NER allows entities in texts to be identified and named. Entities can be people, places, organizations, dates, or other named objects. Regarding email inboxes and their contents, NER can be useful in extracting important information and connections within the texts. By identifying and categorizing entities, relevant information can be quickly found and classified.

In the case of complaints, NER can be used to identify the names of the product, the customer, and the seller. This information can then be used to solve the problem or make changes to the product to avoid future complaints.

NER can also help automatically highlight relevant facts and connections in emails after they are classified. For example, if an order is received as an email from a customer, NER can extract the relevant information, enrich the email with metadata, and automatically forward it to the appropriate salesperson.

Similarity (Task: Semantic Similarity)

Successful knowledge management first requires identifying and gathering relevant data, facts, and documents in a targeted manner. This has been a particularly challenging task with unstructured text data such as emails, which are also stored in information silos (i.e. in mailboxes). To better capture the content of incoming emails and their overlaps, methods for semantic analysis of text can be employed. “Semantic Similarity Analysis” is a technology used to understand the meaning of texts and measure the similarities between different texts.

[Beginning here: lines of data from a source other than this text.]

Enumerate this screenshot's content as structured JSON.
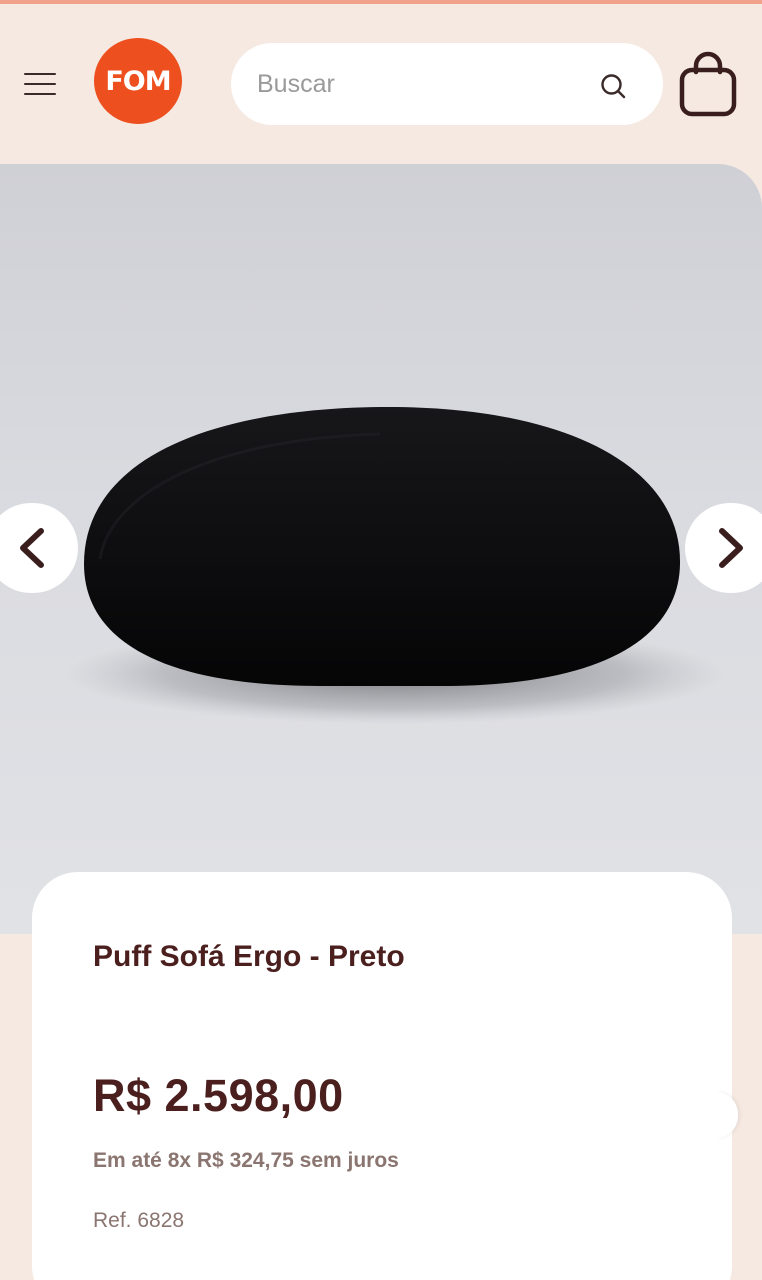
{
  "header": {
    "logo_text": "FOM",
    "search": {
      "placeholder": "Buscar",
      "value": ""
    },
    "icons": {
      "menu": "hamburger-menu-icon",
      "search": "search-icon",
      "cart": "shopping-bag-icon"
    }
  },
  "gallery": {
    "icons": {
      "prev": "chevron-left-icon",
      "next": "chevron-right-icon"
    }
  },
  "product": {
    "title": "Puff Sofá Ergo - Preto",
    "price": "R$ 2.598,00",
    "installments": "Em até 8x R$ 324,75 sem juros",
    "reference": "Ref. 6828"
  },
  "colors": {
    "background": "#f5e9e1",
    "brand": "#ee4f1e",
    "text_primary": "#4a1f1e",
    "text_secondary": "#8a7570"
  }
}
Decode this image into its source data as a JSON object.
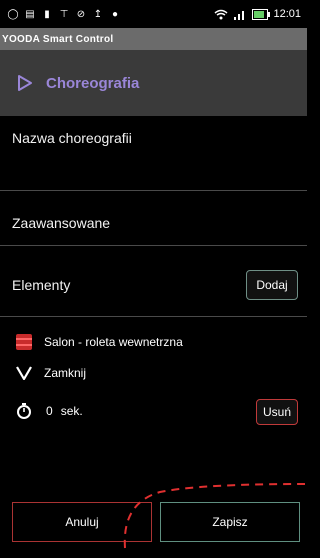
{
  "status_bar": {
    "time": "12:01",
    "signal": "…│",
    "battery_level_percent": 70,
    "left_icons": [
      "circle-icon",
      "message-icon",
      "document-icon",
      "pin-icon",
      "alarm-icon",
      "upload-icon",
      "robot-icon"
    ]
  },
  "app": {
    "window_title": "YOODA Smart Control",
    "screen_title": "Choreografia"
  },
  "form": {
    "name_placeholder": "Nazwa choreografii",
    "advanced_label": "Zaawansowane",
    "elements_label": "Elementy",
    "add_button": "Dodaj"
  },
  "element": {
    "device_name": "Salon - roleta wewnetrzna",
    "action_label": "Zamknij",
    "delay_value": "0",
    "delay_unit": "sek.",
    "remove_button": "Usuń"
  },
  "footer": {
    "cancel_button": "Anuluj",
    "save_button": "Zapisz"
  },
  "colors": {
    "accent": "#9a86d8",
    "action_bar": "#3a3a3a",
    "title_bar": "#6b6b6b",
    "cancel_border": "#aa3333",
    "save_border": "#5f8f80",
    "highlight_dash": "#e03030"
  }
}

In the context of knowledge management, semantic analysis can help group emails and identify those that relate to the same topic or contain similar requests. This can increase the productivity of customer support teams by allowing them to focus on important tasks, rather than spending a lot of time manually sorting or searching through emails.

In addition, semantic analysis can help identify trends and patterns in incoming emails that may indicate problems or opportunities for improvement in the company. These insights can then be used to proactively address customer needs or improve processes and products.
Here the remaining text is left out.